While 2015 mergers and acquisitions in Maine didn’t come close to the value of a $148.57 billion merger between Pfizer and Allergan, there were many notable deals.

Some of them involved smaller professional services firms. Bangor-based Cross Insurance continued its buying spree in 2015, acquiring Boston’s Knapp Schenck & Co., Corcoran & Havlin Insurance Group of Wellesley, and Schonning Insurance Agency of Westerly, Rhode Island.

Likewise, Portland accounting and consulting firm Baker Newman Noyes acquired Massachusetts-based William Steele & Associates PC and then the external audit and tax practices of Shatswell, MacLeod & Co. P.C.

But there were big deals, ones that involved hundreds of workers and millions of dollars in investments. The biggest Maine deals in which the terms were disclosed include:

Plum Creek and Weyerhauser

Still in the works is the acquisition of the Plum Creek land management company by timberland giant Weyerhauser. The $87.4 billion deal would give Weyerhauser control over 860,000 acres in Maine near Moosehead Lake and some of the state’s most pristine forests. Announced in November, Weyerhauser said it was seeking the deal to take advantage of an anticipated increase in demand for lumber and wood products as the construction industry rebounds post-recession.
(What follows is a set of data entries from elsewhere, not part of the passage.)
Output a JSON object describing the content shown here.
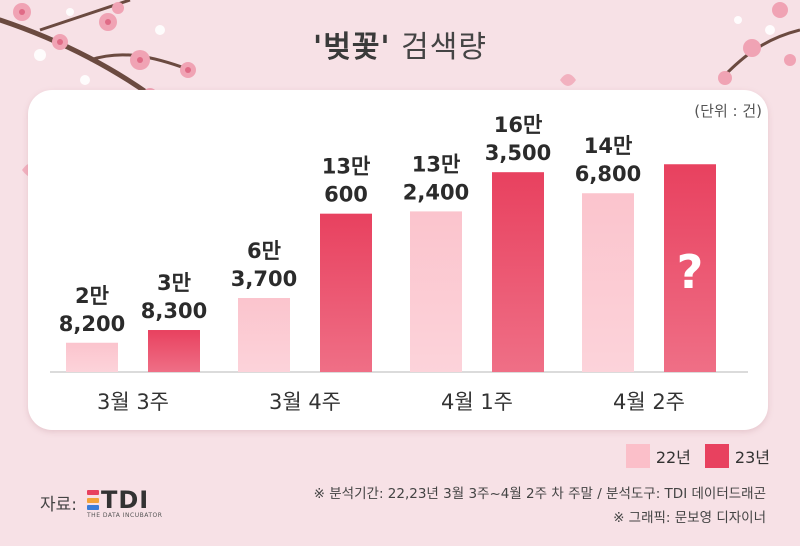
{
  "title": {
    "bold": "'벚꽃'",
    "rest": " 검색량"
  },
  "unit": "(단위 : 건)",
  "chart_data": {
    "type": "bar",
    "categories": [
      "3월 3주",
      "3월 4주",
      "4월 1주",
      "4월 2주"
    ],
    "series": [
      {
        "name": "22년",
        "values": [
          28200,
          63700,
          132400,
          146800
        ],
        "labels": [
          "2만\n8,200",
          "6만\n3,700",
          "13만\n2,400",
          "14만\n6,800"
        ]
      },
      {
        "name": "23년",
        "values": [
          38300,
          130600,
          163500,
          null
        ],
        "labels": [
          "3만\n8,300",
          "13만\n600",
          "16만\n3,500",
          ""
        ]
      }
    ],
    "placeholder_label": "?",
    "colors": {
      "22년": "#fbbfc9",
      "23년": "#e8415f"
    },
    "ylim": [
      0,
      170000
    ],
    "legend_position": "bottom-right"
  },
  "legend": [
    {
      "label": "22년",
      "color": "#fbbfc9"
    },
    {
      "label": "23년",
      "color": "#e8415f"
    }
  ],
  "source": {
    "label": "자료:",
    "logo_text": "TDI",
    "logo_sub": "THE DATA INCUBATOR"
  },
  "notes": [
    "※ 분석기간: 22,23년 3월 3주~4월 2주 차 주말 / 분석도구: TDI 데이터드래곤",
    "※ 그래픽: 문보영 디자이너"
  ]
}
ON Semiconductor and Fairchild Semiconductor

ON Semiconductor of Phoenix, a competitor of South Portland’s Fairchild Semiconductor, is buying the chipmaker for $2.4 billion. Fairchild has about 650 employees in Maine. ON’s CEO said there was minimal overlap between the two companies and their product lines would complement one another. The deal, which is financed primarily with debt, is expected to close in the second quarter of 2016. For its most recent quarter, Fairchild reported a net loss of $8.2 million and sales of $342.1 million, down 10 percent from the same period in 2014.

Verso and NewPage

In January, a judge approved the merger of paper companies Verso and NewPage, a transaction that reverberated throughout Maine’s paper industry. The $1.4 billion deal required NewPage to sell its mill in Rumford to Catalyst Paper in order to assuage anti-trust concerns. Verso had already shed its Bucksport mill the previous summer. The deals resulted in the loss of about 500 paper-making jobs in midcoast Maine. Since acquiring the Rumford mill, Catalyst has shut down one paper machine and laid off 50 people indefinitely. Verso laid off 300 from its Jay mill this fall.

Camden National Bank and The Bank of Maine

In March, Camden National Bank announced it intended to acquire The Bank of Maine for about $135 million in cash and stock. The merger, completed in October, makes Camden National the largest Maine-based bank by asset size, rising to $3.6 billion. About 5 percent of the banks’ combined workforce – roughly 35 people – were laid off in the wake of the merger and four branches in overlapping locations were closed.

Kepware Technologies AND PTC Inc.

Kepware Technologies, a Portland software development firm, is being bought for $100 million by PTC Inc. of Needham, Massachusetts. The acquisition, scheduled to close in early 2016, is expected to maintain Kepware’s Maine operations and workforce of 115. Kepware develops software that allows disparate industrial machinery to communicate with each other. It posted $20 million in revenue over the past year and has global customers in the manufacturing, oil and gas, and power and utilities industries.

Mid-Coast and Parkview hospitals

The two Brunswick hospitals had been locked in a battle to provide health care in the Brunswick region, with Mid Coast emerging the winner. A bankruptcy judge approved the merger, with Mid Coast paying Parkview $3.8 million and forgiving almost $560,000 in an advance the larger hospital made to the smaller one. Mid Coast also agreed to invest $1 million a year for three years in the Parkview campus. Parkview had entered into a bankruptcy proceeding in June; the merger was approved in August.